Samedi 29 janvier 2011 à 15:33

 Grosse nuit encore une fois, je crois que je vais annuler tout ce que j'avais prévu de la journée pour dormir et récupérer un maximum. J'aurais encore cette impression de ne faire qu'une sieste entre deux nuits de boulot, mais j'ai vraiment besoin de ça aujourd'hui.
Même si ce n'est pas en accord avec la maison, il y a toujours des ardoises. Difficile de savoir quand on sera vraiment payé mais la plupart sont les seuls clients réguliers.
La Tige est interdit d'accès, à force de partir sans payer il nous doit plus de 20 dollars. Vap'Man, comme à son habitude s'endort devant son café. 10 cents plus les 60 de la semaine. Il ne paiera jamais la totalité du premier coup assuré que comme il ne touche pas son café il n'a pas à le payer. Le Chat, un Pepsi et deux cafés donc 35 cents. Il est parti comme une furie ce soir. Bob - qui me doit 20 cents - n'a même pas compris sa réaction. Judith ne veut pas payer les deux thés, 16 cents, de son pote mais je vois à quoi il ressemble même si son nom m'a échappé. La seule à être réglo est bien sûr celle que je supporte le moins. Cette catin qui se prétend catholique en se baladant avec sa croix sans cesse et qui fait le trottoir à longueur de journée. Anne pourrait mieux finir, ce n'est pas la plus stupide de toutes les putes du coin. Elle avait un avenir qu'elle a préféré gâcher. Bref, il y a encore eu quelques trafics devant le café, quelques types bourrés, défoncés, ne tenant plus debout et ce fameux philosophe clochard, Al. On peut dire qu'il était bien le seul à égayer cette nuit entre tout ce petit monde dépravé. La plupart je les ai à l'oeil et ils le savent. Au moins une chose qu'ils comprennent dans mon café : pas de trafic, pas de conneries égalent pas d'emmerdes.
Ma tête est sur le point d'exploser. J'ai vraiment besoin d'une bonne dizaine d'heures de repos. C'est bien tout ce que je peux me permettre d'ailleurs.
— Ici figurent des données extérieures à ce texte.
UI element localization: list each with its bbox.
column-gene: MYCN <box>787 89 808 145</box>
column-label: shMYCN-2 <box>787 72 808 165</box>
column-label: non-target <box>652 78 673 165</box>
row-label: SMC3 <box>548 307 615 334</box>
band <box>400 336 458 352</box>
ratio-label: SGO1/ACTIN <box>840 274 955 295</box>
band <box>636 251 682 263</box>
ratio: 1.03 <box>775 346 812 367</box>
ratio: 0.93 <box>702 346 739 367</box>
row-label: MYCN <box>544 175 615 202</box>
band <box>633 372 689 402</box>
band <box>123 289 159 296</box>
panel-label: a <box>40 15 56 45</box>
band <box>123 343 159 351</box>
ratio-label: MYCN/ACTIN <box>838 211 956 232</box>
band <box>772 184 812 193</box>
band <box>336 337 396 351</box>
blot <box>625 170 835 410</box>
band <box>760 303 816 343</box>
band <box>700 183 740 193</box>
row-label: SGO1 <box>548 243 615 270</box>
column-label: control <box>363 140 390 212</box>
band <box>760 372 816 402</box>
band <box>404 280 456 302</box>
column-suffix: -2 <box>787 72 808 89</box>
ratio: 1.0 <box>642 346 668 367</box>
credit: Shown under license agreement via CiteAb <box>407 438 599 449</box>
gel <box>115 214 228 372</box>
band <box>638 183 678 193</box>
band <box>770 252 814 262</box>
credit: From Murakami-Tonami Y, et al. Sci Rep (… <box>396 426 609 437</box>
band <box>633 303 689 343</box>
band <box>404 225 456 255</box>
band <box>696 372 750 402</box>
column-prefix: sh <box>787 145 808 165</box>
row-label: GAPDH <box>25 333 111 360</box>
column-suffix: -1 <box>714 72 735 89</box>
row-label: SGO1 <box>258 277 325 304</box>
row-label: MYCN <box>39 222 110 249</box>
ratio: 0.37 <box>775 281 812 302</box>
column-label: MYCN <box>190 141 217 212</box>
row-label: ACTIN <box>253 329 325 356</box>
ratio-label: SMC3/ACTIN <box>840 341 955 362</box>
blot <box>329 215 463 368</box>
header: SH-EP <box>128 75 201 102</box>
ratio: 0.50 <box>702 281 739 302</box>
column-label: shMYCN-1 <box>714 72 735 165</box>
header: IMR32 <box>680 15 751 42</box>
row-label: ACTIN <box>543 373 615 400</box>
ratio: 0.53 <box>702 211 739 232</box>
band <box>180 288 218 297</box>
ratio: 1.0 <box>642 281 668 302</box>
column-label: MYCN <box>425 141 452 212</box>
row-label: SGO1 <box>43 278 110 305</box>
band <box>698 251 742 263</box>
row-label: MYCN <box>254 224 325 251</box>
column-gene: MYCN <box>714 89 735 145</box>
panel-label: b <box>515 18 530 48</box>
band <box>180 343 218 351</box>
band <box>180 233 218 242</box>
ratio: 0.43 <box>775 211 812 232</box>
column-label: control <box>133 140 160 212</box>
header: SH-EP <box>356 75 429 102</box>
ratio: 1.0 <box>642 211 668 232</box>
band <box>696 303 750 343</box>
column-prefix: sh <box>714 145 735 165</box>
Jeudi 27 janvier 2011 à 17:05

 Encore une fois, j'ai eu bien du mal à me lever. Ce travail de nuit commence à m'éreinter et j'ai toujours du mal à supporter ceux qui fréquentent le café. Toujours les mêmes, toutes les nuits, tous complètement défoncés par le premier truc qui leur tombe sous la main quitte à en payer le prix voire de leur corps. Ces mecs qui ne parviennent plus à tenir debout. Ces femmes souillées par n'importe quel péquenaud. Et vice versa. Et tout cela me fatigue. Je me sens fatigué physiquement et psychologiquement. J'ai beau avoir envie de sortir quelques personnes de ce merdier, je n'en sens pas le courage et vient seulement le dégoût car je ne peux rien y faire. C'est comme ça. Tout simplement. C'est comme ça que ça se passe ici. Et quand un type s'en sort ou qu'il meurt, un autre plus jeune vient prendre sa place. Quand je prie pour, ne serait-ce que l'un d'entre eux, qu'il se réveille et se relève la tête droite, marchant droit sur un chemin moins sinueux, je me dis autant devenir dealer. Au moins je contrôlerais le flux de dope qui circule dans le café et donc le quartier. Cette nuit ils étaient tous amorphes, avachis, affalés, mous et  ne pensent qu'au peu d'argent qu'ils dépensent dans la drogue et au sexe qui leur permet de récupérer encore quelques doses. Néanmoins, grâce à eux, je sais que je peux aller plus loin dans la vie. Mais aller où ? Autant me perdre dans une rue sombre et faire un dernier voyage dans leurs délires. Ne jamais revenir, abandonner ce café, cette vie, cette merde. Ces cons, au fond, j'les aime bien, j'm'y attache. Je ne peux pas les supporter. Mais je sais qu'ils ont quelque chose au fond de leur coeur mais ils ne se rendent pas compte de tout ça tellement la dope les bouffe dans tous les sens du terme. Ils ont besoin de moi comme j'ai besoin d'eux. Ce qui me donne l'impression que le café m'appartient plus qu'à Frank. Ils forment un tout. Et je fais partie de ce tout.